Money (Contents) Return to Glen's World

They say you can make a small fortune in the stock market -- by starting with a large fortune! It's easy to track the progress of your fortune in either direction by setting up a free portfolio at Quicken.com (http://www.quicken.com/). (Click on "portfolio"). Enter your stock or mutual fund ticker symbols along with the number of shares you own. Your balance and other statistics are calculated on a 20 minute delay for stocks and daily after the markets close for mutual funds.
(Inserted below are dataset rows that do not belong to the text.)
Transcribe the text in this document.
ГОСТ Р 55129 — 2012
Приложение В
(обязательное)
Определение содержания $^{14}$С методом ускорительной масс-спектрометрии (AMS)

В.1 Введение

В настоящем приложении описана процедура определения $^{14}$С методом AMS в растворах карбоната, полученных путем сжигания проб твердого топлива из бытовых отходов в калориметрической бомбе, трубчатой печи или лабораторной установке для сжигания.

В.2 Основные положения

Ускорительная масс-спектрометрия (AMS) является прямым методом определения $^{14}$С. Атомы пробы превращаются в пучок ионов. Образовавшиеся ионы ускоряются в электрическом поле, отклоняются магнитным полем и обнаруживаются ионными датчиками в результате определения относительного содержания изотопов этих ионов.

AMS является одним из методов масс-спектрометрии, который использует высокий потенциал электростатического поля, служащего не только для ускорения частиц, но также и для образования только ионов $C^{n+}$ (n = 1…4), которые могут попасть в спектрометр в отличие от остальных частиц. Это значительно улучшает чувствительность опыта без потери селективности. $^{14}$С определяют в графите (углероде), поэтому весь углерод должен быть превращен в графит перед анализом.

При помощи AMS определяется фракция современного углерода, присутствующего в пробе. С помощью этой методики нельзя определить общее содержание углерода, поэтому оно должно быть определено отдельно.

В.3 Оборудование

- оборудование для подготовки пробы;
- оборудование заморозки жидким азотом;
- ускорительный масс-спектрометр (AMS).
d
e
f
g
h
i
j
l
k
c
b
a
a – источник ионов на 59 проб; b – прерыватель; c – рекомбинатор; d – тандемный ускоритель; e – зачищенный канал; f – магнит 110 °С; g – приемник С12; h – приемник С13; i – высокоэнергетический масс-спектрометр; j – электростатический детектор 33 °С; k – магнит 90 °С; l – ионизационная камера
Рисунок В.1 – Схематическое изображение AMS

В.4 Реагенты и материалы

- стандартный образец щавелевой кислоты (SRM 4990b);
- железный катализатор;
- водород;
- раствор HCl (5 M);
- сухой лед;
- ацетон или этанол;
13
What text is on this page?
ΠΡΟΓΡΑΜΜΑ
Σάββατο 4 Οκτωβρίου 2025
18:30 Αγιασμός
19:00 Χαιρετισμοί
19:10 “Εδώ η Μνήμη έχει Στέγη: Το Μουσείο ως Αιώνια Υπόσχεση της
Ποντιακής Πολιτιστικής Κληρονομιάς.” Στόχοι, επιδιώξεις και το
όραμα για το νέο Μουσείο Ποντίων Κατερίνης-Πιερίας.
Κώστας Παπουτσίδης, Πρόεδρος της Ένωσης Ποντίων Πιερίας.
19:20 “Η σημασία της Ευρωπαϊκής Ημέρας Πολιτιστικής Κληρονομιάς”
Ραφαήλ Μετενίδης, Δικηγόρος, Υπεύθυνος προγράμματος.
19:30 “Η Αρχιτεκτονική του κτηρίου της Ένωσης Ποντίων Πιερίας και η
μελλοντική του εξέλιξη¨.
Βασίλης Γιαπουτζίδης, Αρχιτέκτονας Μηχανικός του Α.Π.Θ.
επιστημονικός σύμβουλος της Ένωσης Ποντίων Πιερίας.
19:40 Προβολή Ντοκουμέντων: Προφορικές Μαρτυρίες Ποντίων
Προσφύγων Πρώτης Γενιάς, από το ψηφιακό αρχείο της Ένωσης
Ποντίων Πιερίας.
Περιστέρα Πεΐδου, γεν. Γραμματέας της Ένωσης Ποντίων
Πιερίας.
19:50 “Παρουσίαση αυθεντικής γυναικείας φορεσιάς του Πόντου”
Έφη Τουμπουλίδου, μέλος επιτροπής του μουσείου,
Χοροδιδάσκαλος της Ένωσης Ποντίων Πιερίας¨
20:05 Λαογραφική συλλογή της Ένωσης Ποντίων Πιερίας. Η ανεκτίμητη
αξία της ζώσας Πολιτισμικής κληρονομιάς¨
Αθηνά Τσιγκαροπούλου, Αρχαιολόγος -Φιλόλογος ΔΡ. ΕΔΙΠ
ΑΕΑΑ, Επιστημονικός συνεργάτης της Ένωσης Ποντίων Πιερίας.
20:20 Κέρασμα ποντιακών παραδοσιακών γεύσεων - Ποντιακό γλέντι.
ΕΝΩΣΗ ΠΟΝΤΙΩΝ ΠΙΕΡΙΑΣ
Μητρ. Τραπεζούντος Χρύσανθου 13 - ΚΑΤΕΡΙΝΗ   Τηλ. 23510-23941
Similar portfolio tracking, with even more sophisticated analysis tools, are available at Microsoft Investor (http://investor.msn.com/home.asp). Just click on the "portfolio"; tab and follow the directions.

Don't know a P/E Ratio from a 10-K Report? No problem! Learning to play the market is easy and fun at The Motley Fool (http://www.fool.com/). Particularly useful is the page called "The Thirteen Steps"; which starts with the basics and progresses to advanced techniques for picking the right stock.

Don't let a lack of cash prevent you from testing all of this new found Street smarts. Let your captialistic impulses run amuck at Final Bell (http://www.sandbox.net/finalbell/pub-doc/home.html) where your free brokerage account is stocked with 100,000 (simulated) dollars. Buy long, sell short, or attempt a hostile takeover of Microsoft -- even the brokerage fees are simulated. Compete with other players for prizes and glory (but alas, not money.) Quarterly contests pit thousands of players against the market and each other to see who can make the most money in 3 months. A perpetual portfolio will also allow you try out your long term strategies.

Music (Contents) Return to Glen's World

As Internet bandwidth increases, listening to music on the Internet has become realistic. Thousands of radio stations also broadcast over the Internet. To find your favorite, visit RadioTower.com (http://www.radiotower.com/) or Radio-Locator.com (http://www.radio-locator.com/).

Naturally, for music listening, the more bandwidth, the better! (Pun intended. If you want better quality humor, get your own page!)